Service recommending securities

An investment advisory is a service that recommends certain securities primed for appreciation, usually through direct management of clients' assets or by way of written publications.

==Purpose==
Advisory services usually explain their investment theses to their customers and propose assets (such as stocks) that they view will appreciate over time. Advisers typically provide ongoing advice about buying, selling and/or holding investments and will monitor the performance of the client's investments and their alignment with the buyer's overall investment objectives. The fee that the customer pays for this advice is typically based on the value of all of the assets held in their account with the adviser. They may pay other fees and costs related to servicing the account and the investments that are bought or sold. Advisers also may give advice about market trends or asset allocation or offer financial planning services.

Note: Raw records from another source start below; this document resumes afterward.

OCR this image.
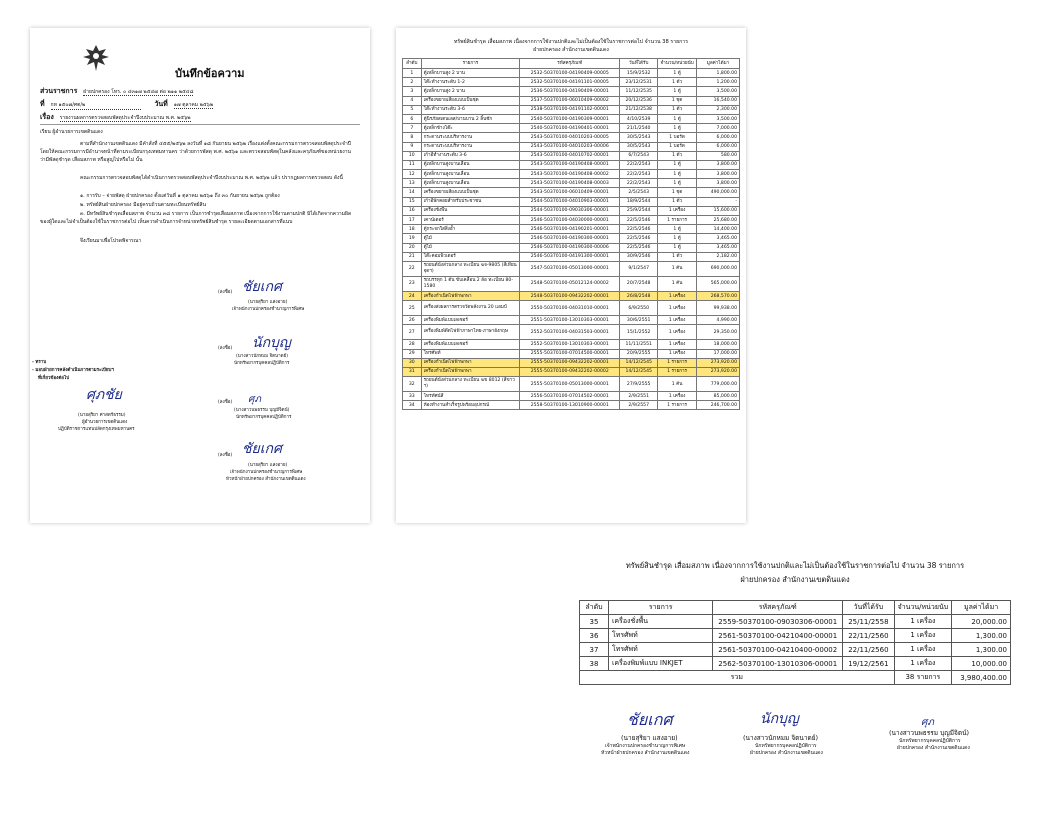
บันทึกข้อความ
ส่วนราชการ ฝ่ายปกครอง โทร. ๐ ๔๓๑๗ ๒๕๔๗ ต่อ ๒๑๑ ๒๕๔๘
ที่ กท ๑๕๐๗/ศต/๒	วันที่ ๑๗ ตุลาคม ๒๕๖๒
เรื่อง รายงานผลการตรวจสอบพัสดุประจำปีงบประมาณ พ.ศ. ๒๕๖๒
เรียน ผู้อำนวยการเขตดินแดง
ตามที่สำนักงานเขตดินแดง มีคำสั่งที่ ๔๕๕/๒๕๖๒ ลงวันที่ ๑๘ กันยายน ๒๕๖๒ เรื่องแต่งตั้งคณะกรรมการตรวจสอบพัสดุประจำปี โดยให้คณะกรรมการมีอำนาจหน้าที่ตามระเบียบกรุงเทพมหานคร ว่าด้วยการพัสดุ พ.ศ. ๒๕๖๑ และตรวจสอบพัสดุในคลังและครุภัณฑ์ของหน่วยงาน ว่ามีพัสดุชำรุด เสื่อมสภาพ หรือสูญไปหรือไม่ นั้น
คณะกรรมการตรวจสอบพัสดุได้ดำเนินการตรวจสอบพัสดุประจำปีงบประมาณ พ.ศ. ๒๕๖๒ แล้ว ปรากฏผลการตรวจสอบ ดังนี้
๑. การรับ – จ่ายพัสดุ ฝ่ายปกครอง ตั้งแต่วันที่ ๑ ตุลาคม ๒๕๖๑ ถึง ๓๐ กันยายน ๒๕๖๒ ถูกต้อง
๒. ทรัพย์สินฝ่ายปกครอง มีอยู่ครบถ้วนตามทะเบียนทรัพย์สิน
๓. มีทรัพย์สินชำรุดเสื่อมสภาพ จำนวน ๓๘ รายการ เป็นการชำรุดเสื่อมสภาพ เนื่องจากการใช้งานตามปกติ มิได้เกิดจากความผิดของผู้ใดและไม่จำเป็นต้องใช้ในราชการต่อไป เห็นควรดำเนินการจำหน่ายทรัพย์สินชำรุด รายละเอียดตามเอกสารที่แนบ
จึงเรียนมาเพื่อโปรดพิจารณา
(ลงชื่อ) ชัยเกศ
(นายสุริยา แสงอาย)
เจ้าพนักงานปกครองชำนาญการพิเศษ
(ลงชื่อ) นักบุญ
(นางสาวนักหมม จิตนาดย์)
นักทรัพยากรบุคคลปฏิบัติการ
- ทราบ
- มอบฝ่ายการคลังดำเนินการตามระเบียบฯ
ที่เกี่ยวข้องต่อไป
ศุภชัย
(นายสุริยา ศาสตร์ธรรม)
ผู้อำนวยการเขตดินแดง
ปฏิบัติราชการแทนปลัดกรุงเทพมหานคร
(ลงชื่อ) ศุภ
(นางสาวนพธรรม บุญมีจิตน์)
นักทรัพยากรบุคคลปฏิบัติการ
(ลงชื่อ) ชัยเกศ
(นายสุริยา แสงอาย)
เจ้าพนักงานปกครองชำนาญการพิเศษ
หัวหน้าฝ่ายปกครอง สำนักงานเขตดินแดง
ทรัพย์สินชำรุด เสื่อมสภาพ เนื่องจากการใช้งานปกติและไม่เป็นต้องใช้ในราชการต่อไป จำนวน 38 รายการ
ฝ่ายปกครอง สำนักงานเขตดินแดง
ลำดับ	รายการ	รหัสครุภัณฑ์	วันที่ได้รับ	จำนวน/หน่วยนับ	มูลค่าได้มา
1	ตู้เหล็กบานสูง 2 บาน	2532-50370100-04190409-00005	15/9/2532	1 ตู้	1,800.00
2	โต๊ะทำงานระดับ 1-2	2532-50370100-04191101-00005	23/12/2531	1 ตัว	1,200.00
3	ตู้เหล็กบานสูง 2 บาน	2536-50370100-04190409-00001	11/12/2535	1 ตู้	3,500.00
4	เครื่องขยายเสียงแบบเป็นชุด	2537-50370100-06010409-00002	20/12/2536	1 ชุด	16,540.00
5	โต๊ะทำงานระดับ 3-6	2538-50370100-04191102-00001	21/12/2538	1 ตัว	2,300.00
6	ตู้นิรภัยสเตนเลส/บานบาน 2 ลิ้นชัก	2540-50370100-04190309-00001	4/10/2539	1 ตู้	3,500.00
7	ตู้เหล็กข้างโต๊ะ	2540-50370100-04190401-00001	21/1/2540	1 ตู้	7,000.00
8	กระดานระบบบริหารงาน	2543-50370100-04010203-00005	30/5/2543	1 บอร์ด	6,000.00
9	กระดานระบบบริหารงาน	2543-50370100-04010203-00006	30/5/2543	1 บอร์ด	6,000.00
10	เก้าอี้ทำงานระดับ 3-6	2543-50370100-04010702-00001	6/7/2543	1 ตัว	580.00
11	ตู้เหล็กบานสูงบานเลื่อน	2543-50370100-04190408-00001	22/2/2543	1 ตู้	3,800.00
12	ตู้เหล็กบานสูงบานเลื่อน	2543-50370100-04190408-00002	22/2/2543	1 ตู้	3,800.00
13	ตู้เหล็กบานสูงบานเลื่อน	2543-50370100-04190408-00003	22/2/2543	1 ตู้	3,800.00
14	เครื่องขยายเสียงแบบเป็นชุด	2543-50370100-06010409-00001	2/5/2543	1 ชุด	490,000.00
15	เก้าอี้พักคอยสำหรับประชาชน	2544-50370100-04010903-00001	18/9/2544	1 ตัว	-
16	เครื่องชั่งพื้น	2544-50370100-09030306-00001	25/9/2544	1 เครื่อง	15,600.00
17	เคาน์เตอร์	2546-50370100-04030000-00001	22/5/2546	1 รายการ	25,680.00
18	ตู้กระจกใส่สิ่งอ้ำ	2546-50370100-04190201-00001	22/5/2546	1 ตู้	14,400.00
19	ตู้ไม้	2546-50370100-04190300-00001	22/5/2546	1 ตู้	3,465.00
20	ตู้ไม้	2546-50370100-04190300-00006	22/5/2546	1 ตู้	3,465.00
21	โต๊ะคอมพิวเตอร์	2546-50370100-04191300-00001	30/9/2546	1 ตัว	2,182.00
22	รถยนต์นั่งส่วนกลาง ทะเบียน ฆจ-9805 (สีเทียนจุดฯ)	2547-50370100-05013000-00001	9/1/2547	1 คัน	690,000.00
23	รถบรรทุก 1 ตัน ขับเคลื่อน 2 ล้อ ทะเบียน 80-1580	2548-50370100-05012124-00002	20/7/2548	1 คัน	565,000.00
24	เครื่องกำเนิดไฟฟ้าพกพา	2548-50370100-09432202-00001	26/8/2548	1 เครื่อง	268,570.00
25	เครื่องส่งผลการตรวจวัดพลังงาน 20 แอมป์	2550-50370100-04031010-00001	6/9/2550	1 เครื่อง	99,938.00
26	เครื่องพิมพ์แบบเลเซอร์	2551-50370100-13010303-00001	30/6/2551	1 เครื่อง	4,990.00
27	เครื่องพิมพ์ดีดไฟฟ้าภาษาไทย-ภาษาอังกฤษ	2552-50370100-04031503-00001	15/1/2552	1 เครื่อง	29,350.00
28	เครื่องพิมพ์แบบเลเซอร์	2552-50370100-13010303-00001	11/11/2551	1 เครื่อง	18,000.00
29	โทรศัพท์	2555-50370100-07014500-00001	20/9/2555	1 เครื่อง	17,000.00
30	เครื่องกำเนิดไฟฟ้าพกพา	2555-50370100-09432202-00001	14/12/2545	1 รายการ	273,920.00
31	เครื่องกำเนิดไฟฟ้าพกพา	2555-50370100-09432202-00002	14/12/2545	1 รายการ	273,920.00
32	รถยนต์นั่งส่วนกลาง ทะเบียน ฆข 8012 (สีขาว ฯ)	2555-50370100-05013000-00001	27/9/2555	1 คัน	779,000.00
33	โทรทัศน์สี	2556-50370100-07014502-00001	2/9/2551	1 เครื่อง	85,000.00
34	ห้องทำงานสำเร็จรูปพร้อมอุปกรณ์	2558-50370100-13010900-00001	2/9/2557	1 รายการ	246,700.00
ทรัพย์สินชำรุด เสื่อมสภาพ เนื่องจากการใช้งานปกติและไม่เป็นต้องใช้ในราชการต่อไป จำนวน 38 รายการ
ฝ่ายปกครอง สำนักงานเขตดินแดง
ลำดับ	รายการ	รหัสครุภัณฑ์	วันที่ได้รับ	จำนวน/หน่วยนับ	มูลค่าได้มา
35	เครื่องชั่งพื้น	2559-50370100-09030306-00001	25/11/2558	1 เครื่อง	20,000.00
36	โทรศัพท์	2561-50370100-04210400-00001	22/11/2560	1 เครื่อง	1,300.00
37	โทรศัพท์	2561-50370100-04210400-00002	22/11/2560	1 เครื่อง	1,300.00
38	เครื่องพิมพ์แบบ INKJET	2562-50370100-13010306-00001	19/12/2561	1 เครื่อง	10,000.00
รวม				38 รายการ	3,980,400.00
ชัยเกศ
(นายสุริยา แสงอาย)
เจ้าพนักงานปกครองชำนาญการพิเศษ
หัวหน้าฝ่ายปกครอง สำนักงานเขตดินแดง
นักบุญ
(นางสาวนักหมม จิตนาดย์)
นักทรัพยากรบุคคลปฏิบัติการ
ฝ่ายปกครอง สำนักงานเขตดินแดง
ศุภ
(นางสาวนพธรรม บุญมีจิตน์)
นักทรัพยากรบุคคลปฏิบัติการ
ฝ่ายปกครอง สำนักงานเขตดินแดง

Investment advisers owe a fiduciary duty to their clients and are required to put their clients’ interests first at all times. Advisors usually suggest various potential investment strategies designed to best meet clientele needs given their budget and preferences.

Risk Management: Investment advisory services help clients navigate the inherent risks associated with financial markets. By conducting thorough risk assessments, advisors can tailor investment portfolios to match clients’ risk tolerance and financial services.

==Regulation and disclosure==
In the US, investment advisers are regulated under the Investment Advisers Act of 1940 and may be registered with either the U.S. Securities and Exchange Commission or state securities authorities, depending on their size and business activities. Registered investment advisers file Form ADV, which provides information about the adviser's business, ownership, clients, employees, business practices, affiliations, and disciplinary history.

An investment adviser's fiduciary duty includes providing advice in the client's best interest and having a reasonable basis for advice in light of the client's objectives. This duty differs from the obligations of broker-dealers, which are governed by separate standards when making recommendations to retail customers.